My program is highly recommended. I go to a university that’s been around since the sixties and has educated and graduated students that practice law all over North America, Engineers in all fields, hundreds of thousands of Nurses and countless other departments have provided useful education for everyone who attends.
I wish I were in this easier university, with standards that were less strict than others. I wish I were in this program that really doesn’t require much work. Okay, fine, most people aren’t even aware about the Communications program or what it is, or what it does or why we have it. But I do. And that’s part of the reason I’m in it – to educate others about it.
I wish I were in a program that has answers – yes and no – right and wrong. I wish I were in a program that provided a set rule book, one that I just had to memorize from page to page in order to receive my ‘A’. But I can’t be. I’m part of a program that gives out degrees based on constant knowledge – knowledge that changes every single day – to be successful. This knowledge has to be sought out – it isn’t found in everyday sources or fifty year old books. There is no right or wrong answer – it’s opinion and arguments in a world full of closed minded people – it’s no easy task.
We study media (that’s – television, radio, printing press – history of, journalism, broadcasting, etc), yes, as well as business, politics, marketing, philosophy, public relations, human behaviour and psychology. We track how the human mind is manipulated by those in charge and why it’s so seemingly simple for those in power to remain in power. Knowledge in my program is not right or wrong. It cannot be memorized – it cannot be graded on who knows how to string along the best sentence. It’s about passion and the knowledge that comes with that passion. The passion to want to learn more, do more, change more and educate others.

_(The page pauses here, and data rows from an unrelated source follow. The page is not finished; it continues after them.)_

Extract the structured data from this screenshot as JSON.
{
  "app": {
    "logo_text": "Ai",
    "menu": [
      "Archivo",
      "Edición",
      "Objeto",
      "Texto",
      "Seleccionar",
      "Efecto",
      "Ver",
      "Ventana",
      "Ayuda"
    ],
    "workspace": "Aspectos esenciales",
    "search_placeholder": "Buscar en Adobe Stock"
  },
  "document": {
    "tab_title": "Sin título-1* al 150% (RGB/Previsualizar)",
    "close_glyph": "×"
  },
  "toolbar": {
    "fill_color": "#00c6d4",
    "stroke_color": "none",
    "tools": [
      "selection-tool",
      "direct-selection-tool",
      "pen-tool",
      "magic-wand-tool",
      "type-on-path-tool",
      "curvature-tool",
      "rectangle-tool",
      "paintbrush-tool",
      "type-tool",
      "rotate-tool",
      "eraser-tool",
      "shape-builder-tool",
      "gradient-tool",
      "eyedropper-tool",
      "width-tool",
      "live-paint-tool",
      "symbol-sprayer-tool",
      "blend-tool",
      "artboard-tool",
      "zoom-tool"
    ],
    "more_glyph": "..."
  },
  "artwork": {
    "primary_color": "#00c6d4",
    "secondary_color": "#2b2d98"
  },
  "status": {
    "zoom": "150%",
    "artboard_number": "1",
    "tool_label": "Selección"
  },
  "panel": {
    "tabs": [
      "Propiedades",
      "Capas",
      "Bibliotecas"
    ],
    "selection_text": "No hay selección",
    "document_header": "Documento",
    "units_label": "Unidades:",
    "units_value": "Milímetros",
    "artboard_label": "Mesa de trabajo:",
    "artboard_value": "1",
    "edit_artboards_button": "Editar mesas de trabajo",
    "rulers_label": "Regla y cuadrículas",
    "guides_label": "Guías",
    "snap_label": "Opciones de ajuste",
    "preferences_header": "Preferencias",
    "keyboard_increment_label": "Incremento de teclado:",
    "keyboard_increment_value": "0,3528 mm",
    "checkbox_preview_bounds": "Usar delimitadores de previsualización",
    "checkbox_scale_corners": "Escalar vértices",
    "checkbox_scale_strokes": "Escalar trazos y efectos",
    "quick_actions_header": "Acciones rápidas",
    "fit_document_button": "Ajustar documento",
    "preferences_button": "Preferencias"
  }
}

We live in a society that’s humanitarianly horrible to our community, environment and each other. I go to school and learn in a program that deals with ignorance every day. I learn each and every day how there are people in this world that want to continue this ignorance that occurs because this continued ignorance allows power to continue for those who should never have had it in the first place. I go to school and learn about this program – this “Communications bird program that isn’t as difficult as more traditional programs” – this way of life in which we live – and somehow make it through each day without wanting to kill myself because I learn about how this world really operates and it scares the shit out of me.
No, my program is easy, easy without the rose coloured glasses so many of us wear in terms of the communities in which we live. We’re so safe, secure and comfortable with our $200 university textbooks that publish edition upon edition to say the same thing, we hide behind these degrees thinking by just a paper on a wall, we’ve accomplished enough and that’s it. This degree I’m in – it doesn’t end with a piece of paper mounted on my wall, framed nicely in black painted wood. I can never get enough credentials to achieve greatness – I will keep going. I have to keep going. I have to keep going to try and change what we already know about the way the world operates – so that our future will have guidance and ability to wake up and not die once we open the front door.
Yes, I am in this easy, not as important university as others. We’re just here, for fun.